“This program is the closest thing I have that feels like home.”
- FamilyWorks participant
Over half of the men and women incarcerated in the U.S. are parents of minor children. Families and children affected by incarceration typically face many additional challenges, even prior to incarceration, such as cyclical poverty, lack of economic and educational opportunity, and in some cases structural racism, exposure to violence, and parental involvement in crime and substance use, that puts them at high risk for instability. The family unit, in whatever form, is the basis for community. But when large numbers of fathers and mothers are incarcerated, the family unit breaks down – and so does the community. To encourage family connectivity – a key factor in a person’s successful reentry – Osborne’s nationally recognized FamilyWorks program enables incarcerated parents to make, mend, and maintain relationships with their children through a comprehensive program that now operates in eight New York State prisons, Riker’s Island, and at Osborne’s community sites. Our strengths-based, family-focused approach leaves people with the understanding that they have the right, the responsibility, and the capacity to meet the needs of their children and families.
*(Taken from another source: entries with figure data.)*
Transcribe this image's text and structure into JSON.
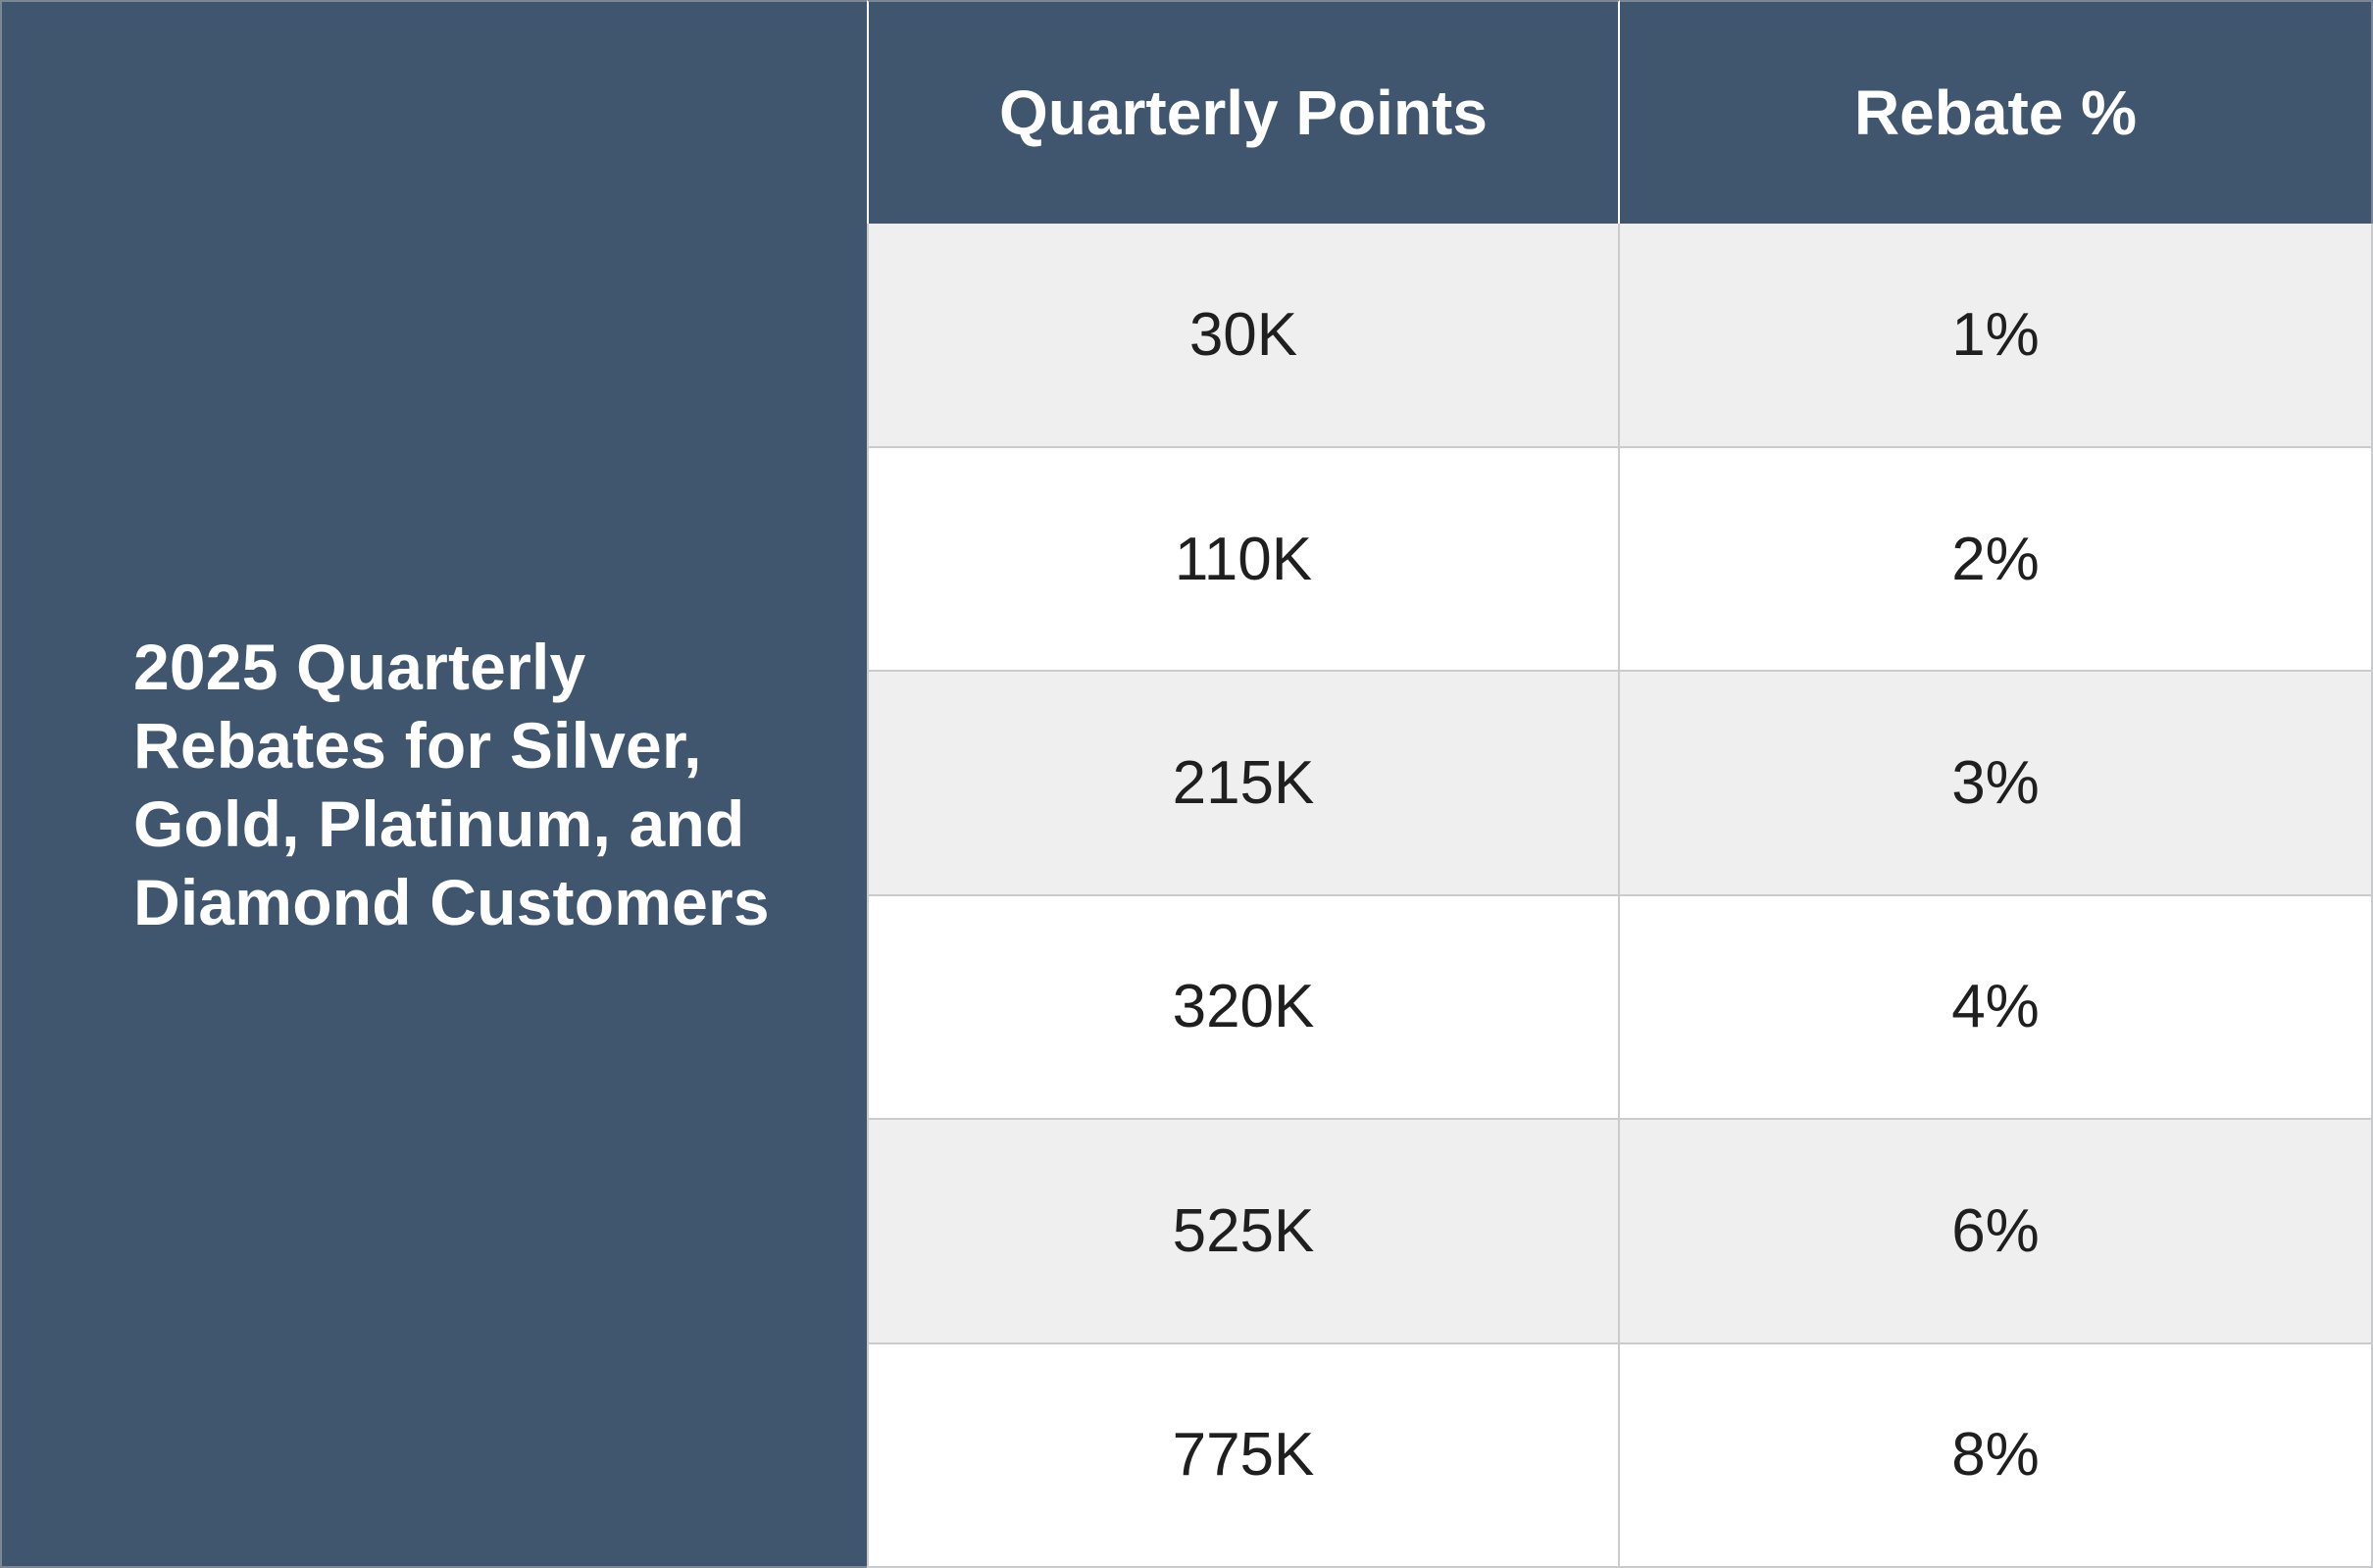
{
  "side_title": "2025 Quarterly\nRebates for Silver,\nGold, Platinum, and\nDiamond Customers",
  "table": {
    "headers": [
      "Quarterly Points",
      "Rebate %"
    ],
    "rows": [
      [
        "30K",
        "1%"
      ],
      [
        "110K",
        "2%"
      ],
      [
        "215K",
        "3%"
      ],
      [
        "320K",
        "4%"
      ],
      [
        "525K",
        "6%"
      ],
      [
        "775K",
        "8%"
      ]
    ]
  },
  "colors": {
    "header_bg": "#40566e",
    "stripe_bg": "#efefef",
    "row_bg": "#ffffff",
    "text": "#1f1f1f",
    "header_text": "#ffffff"
  }
}
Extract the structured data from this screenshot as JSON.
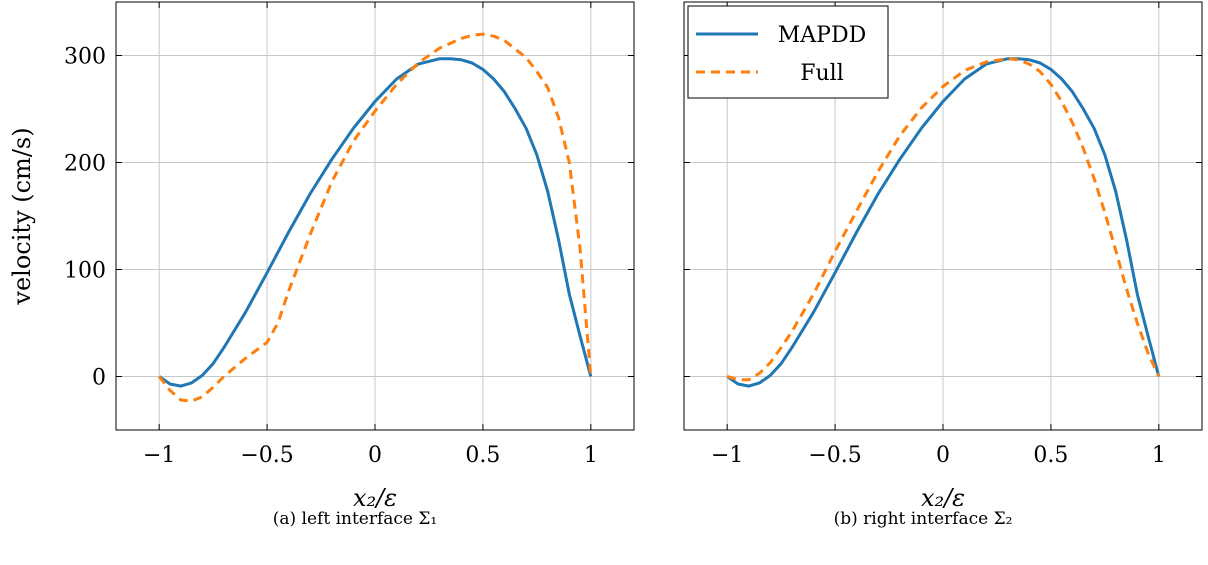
{
  "legend": [
    {
      "name": "MAPDD",
      "color": "#1f77b4",
      "dash": "solid"
    },
    {
      "name": "Full",
      "color": "#ff7f0e",
      "dash": "dashed"
    }
  ],
  "chart_data": [
    {
      "type": "line",
      "caption": "(a) left interface Σ₁",
      "xlabel": "x₂/ε",
      "ylabel": "velocity (cm/s)",
      "xlim": [
        -1.2,
        1.2
      ],
      "ylim": [
        -50,
        350
      ],
      "xticks": [
        -1,
        -0.5,
        0,
        0.5,
        1
      ],
      "xtick_labels": [
        "−1",
        "−0.5",
        "0",
        "0.5",
        "1"
      ],
      "yticks": [
        0,
        100,
        200,
        300
      ],
      "ytick_labels": [
        "0",
        "100",
        "200",
        "300"
      ],
      "grid": true,
      "legend_position": "none",
      "series": [
        {
          "name": "MAPDD",
          "x": [
            -1,
            -0.95,
            -0.9,
            -0.85,
            -0.8,
            -0.75,
            -0.7,
            -0.6,
            -0.5,
            -0.4,
            -0.3,
            -0.2,
            -0.1,
            0,
            0.1,
            0.2,
            0.3,
            0.35,
            0.4,
            0.45,
            0.5,
            0.55,
            0.6,
            0.65,
            0.7,
            0.75,
            0.8,
            0.85,
            0.9,
            0.95,
            1
          ],
          "y": [
            0,
            -7,
            -9,
            -6,
            1,
            12,
            27,
            60,
            97,
            135,
            171,
            203,
            232,
            257,
            278,
            292,
            297,
            297,
            296,
            293,
            287,
            278,
            266,
            250,
            232,
            207,
            173,
            128,
            77,
            38,
            0
          ]
        },
        {
          "name": "Full",
          "x": [
            -1,
            -0.95,
            -0.9,
            -0.85,
            -0.8,
            -0.75,
            -0.7,
            -0.6,
            -0.5,
            -0.45,
            -0.4,
            -0.3,
            -0.2,
            -0.1,
            0,
            0.1,
            0.2,
            0.3,
            0.4,
            0.45,
            0.5,
            0.55,
            0.6,
            0.65,
            0.7,
            0.75,
            0.8,
            0.85,
            0.9,
            0.95,
            1
          ],
          "y": [
            0,
            -13,
            -22,
            -23,
            -19,
            -10,
            0,
            17,
            32,
            50,
            80,
            133,
            182,
            220,
            248,
            273,
            293,
            307,
            316,
            319,
            320,
            318,
            314,
            306,
            298,
            285,
            270,
            242,
            200,
            120,
            0
          ]
        }
      ]
    },
    {
      "type": "line",
      "caption": "(b) right interface Σ₂",
      "xlabel": "x₂/ε",
      "ylabel": "",
      "xlim": [
        -1.2,
        1.2
      ],
      "ylim": [
        -50,
        350
      ],
      "xticks": [
        -1,
        -0.5,
        0,
        0.5,
        1
      ],
      "xtick_labels": [
        "−1",
        "−0.5",
        "0",
        "0.5",
        "1"
      ],
      "yticks": [
        0,
        100,
        200,
        300
      ],
      "ytick_labels": [
        "",
        "",
        "",
        ""
      ],
      "grid": true,
      "legend_position": "top-left",
      "series": [
        {
          "name": "MAPDD",
          "x": [
            -1,
            -0.95,
            -0.9,
            -0.85,
            -0.8,
            -0.75,
            -0.7,
            -0.6,
            -0.5,
            -0.4,
            -0.3,
            -0.2,
            -0.1,
            0,
            0.1,
            0.2,
            0.3,
            0.35,
            0.4,
            0.45,
            0.5,
            0.55,
            0.6,
            0.65,
            0.7,
            0.75,
            0.8,
            0.85,
            0.9,
            0.95,
            1
          ],
          "y": [
            0,
            -7,
            -9,
            -6,
            1,
            12,
            27,
            60,
            97,
            135,
            171,
            203,
            232,
            257,
            278,
            292,
            297,
            297,
            296,
            293,
            287,
            278,
            266,
            250,
            232,
            207,
            173,
            128,
            77,
            38,
            0
          ]
        },
        {
          "name": "Full",
          "x": [
            -1,
            -0.95,
            -0.9,
            -0.85,
            -0.8,
            -0.75,
            -0.7,
            -0.6,
            -0.5,
            -0.4,
            -0.3,
            -0.2,
            -0.1,
            0,
            0.1,
            0.2,
            0.3,
            0.35,
            0.4,
            0.45,
            0.5,
            0.55,
            0.6,
            0.65,
            0.7,
            0.75,
            0.8,
            0.85,
            0.9,
            0.95,
            1
          ],
          "y": [
            0,
            -3,
            -3,
            3,
            13,
            27,
            42,
            77,
            117,
            155,
            192,
            225,
            251,
            271,
            286,
            294,
            297,
            296,
            292,
            285,
            273,
            257,
            237,
            213,
            185,
            153,
            118,
            82,
            50,
            22,
            0
          ]
        }
      ]
    }
  ]
}
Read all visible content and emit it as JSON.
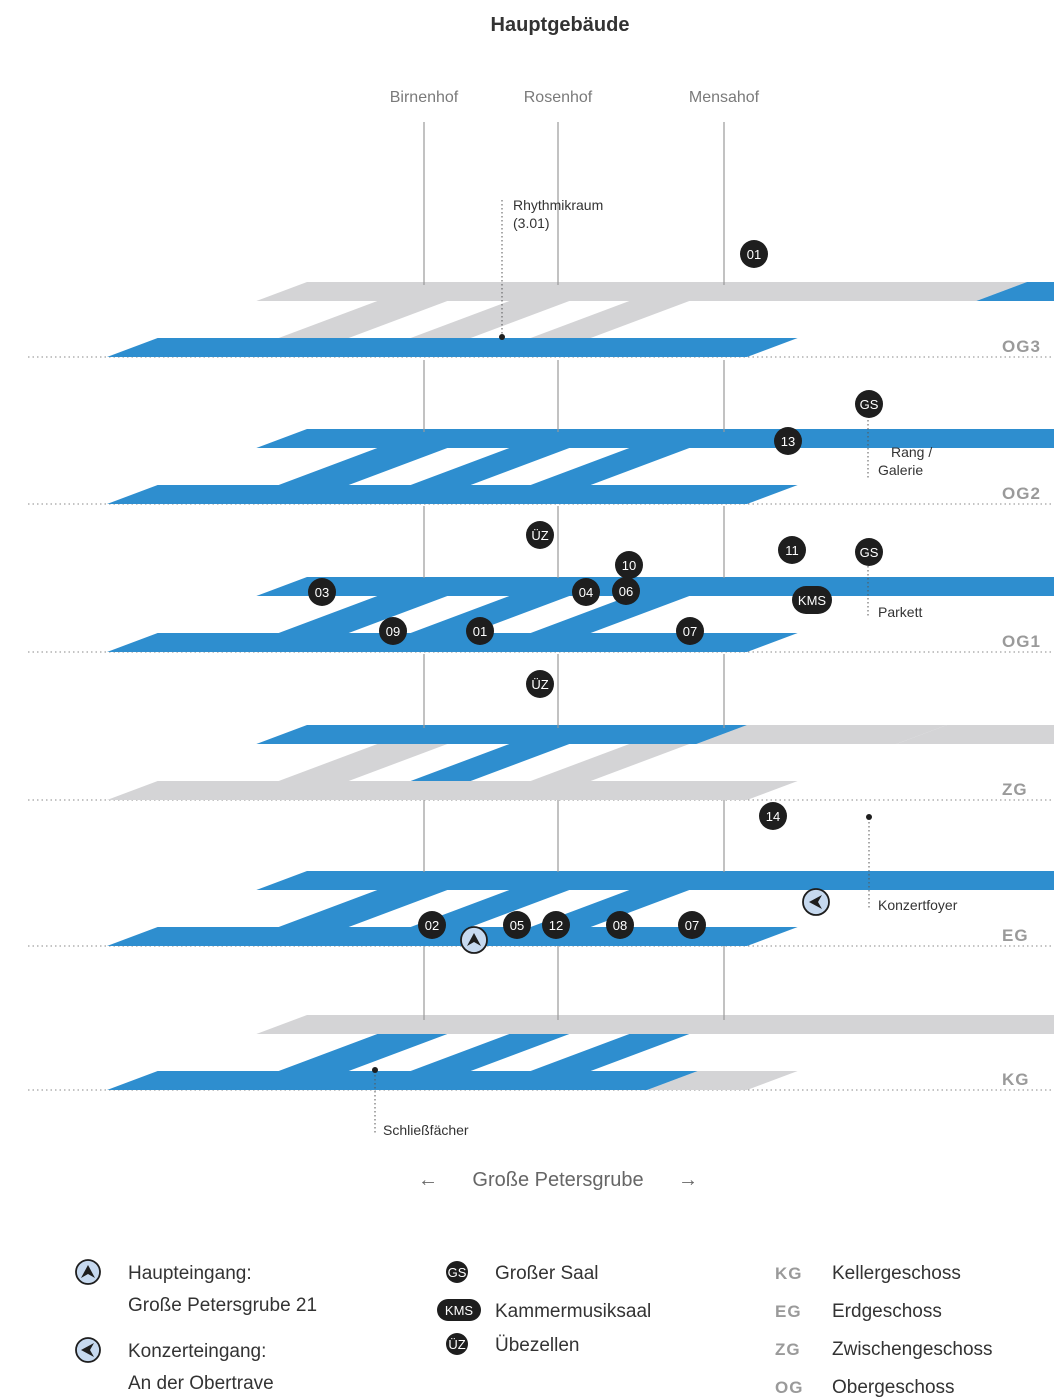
{
  "title": "Hauptgebäude",
  "courtyards": [
    "Birnenhof",
    "Rosenhof",
    "Mensahof"
  ],
  "colors": {
    "active": "#2e8ecf",
    "inactive": "#d4d4d6",
    "marker": "#1e1e1e",
    "entrance_fill": "#c6d9ef",
    "floor_label": "#9a9a9a"
  },
  "floors": [
    {
      "code": "OG3",
      "label": "OG3"
    },
    {
      "code": "OG2",
      "label": "OG2"
    },
    {
      "code": "OG1",
      "label": "OG1"
    },
    {
      "code": "ZG",
      "label": "ZG"
    },
    {
      "code": "EG",
      "label": "EG"
    },
    {
      "code": "KG",
      "label": "KG"
    }
  ],
  "markers": {
    "OG3": [
      "01"
    ],
    "OG2": [
      "GS",
      "13"
    ],
    "OG1": [
      "ÜZ",
      "10",
      "11",
      "GS",
      "03",
      "04",
      "06",
      "KMS",
      "09",
      "01",
      "07"
    ],
    "ZG": [
      "ÜZ"
    ],
    "EG": [
      "14",
      "02",
      "05",
      "12",
      "08",
      "07"
    ],
    "KG": []
  },
  "annotations": {
    "og3_room": [
      "Rhythmikraum",
      "(3.01)"
    ],
    "og2_room": [
      "Rang /",
      "Galerie"
    ],
    "og1_room": [
      "Parkett"
    ],
    "eg_room": [
      "Konzertfoyer"
    ],
    "kg_room": [
      "Schließfächer"
    ]
  },
  "street": {
    "left_arrow": "←",
    "name": "Große Petersgrube",
    "right_arrow": "→"
  },
  "legend": {
    "entrances": [
      {
        "icon": "entrance-main-icon",
        "lines": [
          "Haupteingang:",
          "Große Petersgrube 21"
        ]
      },
      {
        "icon": "entrance-concert-icon",
        "lines": [
          "Konzerteingang:",
          "An der Obertrave"
        ]
      }
    ],
    "rooms": [
      {
        "code": "GS",
        "label": "Großer Saal"
      },
      {
        "code": "KMS",
        "label": "Kammermusiksaal"
      },
      {
        "code": "ÜZ",
        "label": "Übezellen"
      }
    ],
    "floor_codes": [
      {
        "code": "KG",
        "label": "Kellergeschoss"
      },
      {
        "code": "EG",
        "label": "Erdgeschoss"
      },
      {
        "code": "ZG",
        "label": "Zwischengeschoss"
      },
      {
        "code": "OG",
        "label": "Obergeschoss"
      }
    ]
  }
}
Launched in 1986, FamilyWorks has a distinguished track record of strengthening families and providing a range of services for individuals who are currently or formerly incarcerated. Services provided include:
Along with its focus to prepare individuals who are returning home to their families, the FamilyWorks curriculum focuses on parenting from prison. In maximum and medium security prisons such as Sing Sing, Wallkill, Fishkill, and Woodbourne, many of the men are serving long sentences, and other parenting curricula do not address these circumstances. The FamilyWorks curriculum is grounded in the latest research on human/adolescent development, social learning theory, and neuroscience. The curriculum is also distinct from other models because it was developed with input from incarcerated and formerly incarcerated individuals. Perhaps most importantly, the curriculum is not intended to “stand alone,” but is part of a comprehensive approach that reaches out to and includes children and families.